PINEAPPLE and FLUXROOT Hacker Groups Exploit Google Cloud for Credential Phishing
TeamHood
2 min read
In a concerning development, two hacker groups known as PINEAPPLE and FLUXROOT have been identified leveraging Google Cloud’s serverless architecture to conduct sophisticated credential phishing campaigns.
FLUXROOT: Targeting Mercado Pago Users
FLUXROOT, a financially motivated group from Latin America (LATAM), has been exploiting Google Cloud container URLs to host phishing pages aimed at stealing login information from Mercado Pago users, a popular online payment platform in the region. This group is notorious for distributing the Grandoreiro banking trojan. They have also utilized other legitimate cloud services such as Microsoft Azure and Dropbox to disseminate their malware.
PINEAPPLE: Spreading Astaroth Malware
Similarly, the PINEAPPLE group has been using Google Cloud instances and self-created projects to create container URLs on legitimate Google Cloud domains like cloudfunctions[.]net and run.app. These URLs direct victims to malicious infrastructure hosting the Astaroth (also known as Guildma) stealer malware, targeting users in Brazil.

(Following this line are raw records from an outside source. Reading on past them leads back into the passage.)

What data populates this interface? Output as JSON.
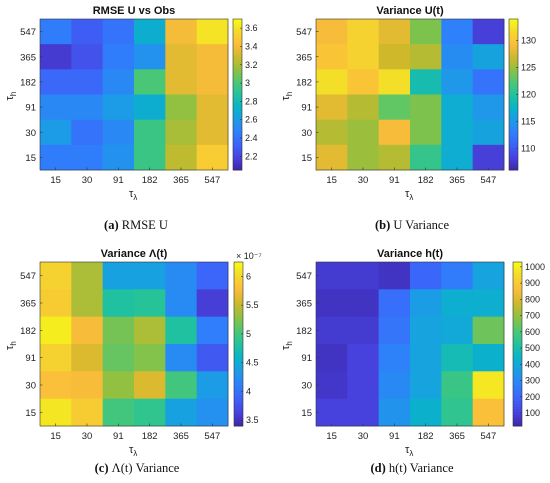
{
  "colormap": [
    "#3e26a8",
    "#4743e0",
    "#3c63f9",
    "#2f80fb",
    "#1c9ce6",
    "#08b4c8",
    "#23c29c",
    "#4dc872",
    "#92c040",
    "#cfb92b",
    "#fcbd3c",
    "#f3da2b",
    "#f9fb15"
  ],
  "chart_data": [
    {
      "type": "heatmap",
      "title": "RMSE U vs Obs",
      "caption_label": "(a)",
      "caption_rest": "RMSE U",
      "x_categories": [
        "15",
        "30",
        "91",
        "182",
        "365",
        "547"
      ],
      "y_categories": [
        "547",
        "365",
        "182",
        "91",
        "30",
        "15"
      ],
      "xlabel": "τλ",
      "ylabel": "τh",
      "zlim": [
        2.05,
        3.7
      ],
      "colorbar_ticks": [
        "2.2",
        "2.4",
        "2.6",
        "2.8",
        "3",
        "3.2",
        "3.4",
        "3.6"
      ],
      "colorbar_multiplier": "",
      "values": [
        [
          2.45,
          2.3,
          2.4,
          2.7,
          3.4,
          3.6
        ],
        [
          2.15,
          2.25,
          2.45,
          2.55,
          3.35,
          3.4
        ],
        [
          2.35,
          2.35,
          2.5,
          3.0,
          3.35,
          3.4
        ],
        [
          2.5,
          2.5,
          2.6,
          2.7,
          3.15,
          3.35
        ],
        [
          2.6,
          2.4,
          2.5,
          2.95,
          3.2,
          3.35
        ],
        [
          2.45,
          2.45,
          2.55,
          2.95,
          3.25,
          3.5
        ]
      ]
    },
    {
      "type": "heatmap",
      "title": "Variance U(t)",
      "caption_label": "(b)",
      "caption_rest": "U Variance",
      "x_categories": [
        "15",
        "30",
        "91",
        "182",
        "365",
        "547"
      ],
      "y_categories": [
        "547",
        "365",
        "182",
        "91",
        "30",
        "15"
      ],
      "xlabel": "τλ",
      "ylabel": "τh",
      "zlim": [
        106,
        134
      ],
      "colorbar_ticks": [
        "110",
        "115",
        "120",
        "125",
        "130"
      ],
      "colorbar_multiplier": "",
      "values": [
        [
          129,
          131,
          128,
          124,
          113,
          108
        ],
        [
          130,
          131,
          127,
          126,
          114,
          116
        ],
        [
          132,
          130,
          132,
          119,
          115,
          112
        ],
        [
          128,
          126,
          123,
          124,
          117,
          115
        ],
        [
          126,
          125,
          129,
          124,
          117,
          116
        ],
        [
          128,
          125,
          126,
          121,
          117,
          108
        ]
      ]
    },
    {
      "type": "heatmap",
      "title": "Variance Λ(t)",
      "caption_label": "(c)",
      "caption_rest": "Λ(t) Variance",
      "x_categories": [
        "15",
        "30",
        "91",
        "182",
        "365",
        "547"
      ],
      "y_categories": [
        "547",
        "365",
        "182",
        "91",
        "30",
        "15"
      ],
      "xlabel": "τλ",
      "ylabel": "τh",
      "zlim": [
        3.4,
        6.25
      ],
      "colorbar_ticks": [
        "3.5",
        "4",
        "4.5",
        "5",
        "5.5",
        "6"
      ],
      "colorbar_multiplier": "× 10⁻⁷",
      "values": [
        [
          5.95,
          5.4,
          4.4,
          4.4,
          4.2,
          3.9
        ],
        [
          5.9,
          5.4,
          4.8,
          4.85,
          4.2,
          3.6
        ],
        [
          6.15,
          5.75,
          5.2,
          5.4,
          4.8,
          4.1
        ],
        [
          5.95,
          5.6,
          5.15,
          5.25,
          4.2,
          3.8
        ],
        [
          5.8,
          5.75,
          5.3,
          5.6,
          5.0,
          4.35
        ],
        [
          6.1,
          5.9,
          5.0,
          4.9,
          4.4,
          4.25
        ]
      ]
    },
    {
      "type": "heatmap",
      "title": "Variance h(t)",
      "caption_label": "(d)",
      "caption_rest": "h(t) Variance",
      "x_categories": [
        "15",
        "30",
        "91",
        "182",
        "365",
        "547"
      ],
      "y_categories": [
        "547",
        "365",
        "182",
        "91",
        "30",
        "15"
      ],
      "xlabel": "τλ",
      "ylabel": "τh",
      "zlim": [
        20,
        1030
      ],
      "colorbar_ticks": [
        "100",
        "200",
        "300",
        "400",
        "500",
        "600",
        "700",
        "800",
        "900",
        "1000"
      ],
      "colorbar_multiplier": "",
      "values": [
        [
          80,
          80,
          60,
          200,
          260,
          380
        ],
        [
          60,
          60,
          220,
          360,
          420,
          420
        ],
        [
          80,
          80,
          240,
          380,
          400,
          650
        ],
        [
          60,
          100,
          280,
          380,
          480,
          430
        ],
        [
          70,
          100,
          300,
          380,
          570,
          980
        ],
        [
          100,
          100,
          330,
          430,
          550,
          870
        ]
      ]
    }
  ]
}
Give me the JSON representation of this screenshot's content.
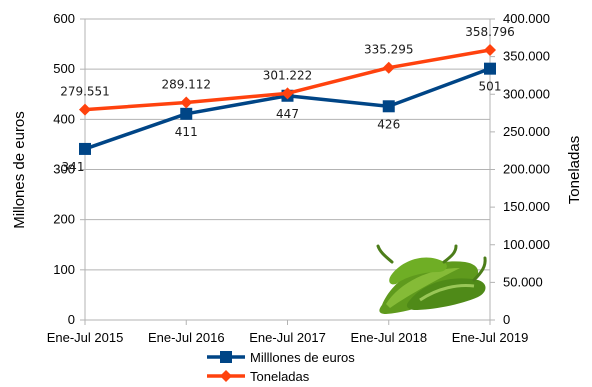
{
  "chart_data": {
    "type": "line",
    "categories": [
      "Ene-Jul 2015",
      "Ene-Jul 2016",
      "Ene-Jul 2017",
      "Ene-Jul 2018",
      "Ene-Jul 2019"
    ],
    "y_left_label": "Millones de euros",
    "y_right_label": "Toneladas",
    "y_left_range": [
      0,
      600
    ],
    "y_right_range": [
      0,
      400000
    ],
    "y_left_ticks": [
      "0",
      "100",
      "200",
      "300",
      "400",
      "500",
      "600"
    ],
    "y_right_ticks": [
      "0",
      "50.000",
      "100.000",
      "150.000",
      "200.000",
      "250.000",
      "300.000",
      "350.000",
      "400.000"
    ],
    "grid": "horizontal",
    "legend_position": "bottom",
    "series": [
      {
        "name": "Milllones de euros",
        "axis": "left",
        "color": "#004586",
        "marker": "square",
        "values": [
          341,
          411,
          447,
          426,
          501
        ],
        "labels": [
          "341",
          "411",
          "447",
          "426",
          "501"
        ]
      },
      {
        "name": "Toneladas",
        "axis": "right",
        "color": "#ff420e",
        "marker": "diamond",
        "values": [
          279551,
          289112,
          301222,
          335295,
          358796
        ],
        "labels": [
          "279.551",
          "289.112",
          "301.222",
          "335.295",
          "358.796"
        ]
      }
    ],
    "decoration": "green-peppers-image"
  }
}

PINEAPPLE has attempted to bypass email gateway protections by utilizing mail forwarding services and manipulating email fields to trigger DNS request timeouts, thus evading email authentication checks.
Mitigation Efforts by Google
Google has responded to these threats by shutting down the malicious Google Cloud projects and updating its Safe Browsing lists to warn users about phishing pages. The company highlighted the challenges posed by threat actors who exploit the flexibility and ease of deployment offered by serverless platforms. These platforms, while beneficial to developers and enterprises for their cost-effectiveness and simplicity, also provide an attractive vector for cybercriminals.
Implications and Broader Trends
The abuse of cloud services by hackers is not a new phenomenon but is becoming increasingly sophisticated. Cybercriminals have been known to weaponize cloud infrastructure for various malicious activities, including cryptocurrency mining and ransomware attacks. The ability of these actors to blend into normal network activities complicates detection efforts.
The recent incidents underscore the need for enhanced security measures and vigilance among cloud service providers and users. As cyber threats evolve, so too must the strategies to combat them. This includes continuous monitoring, swift mitigation actions, and robust security protocols to protect sensitive information and maintain trust in cloud services.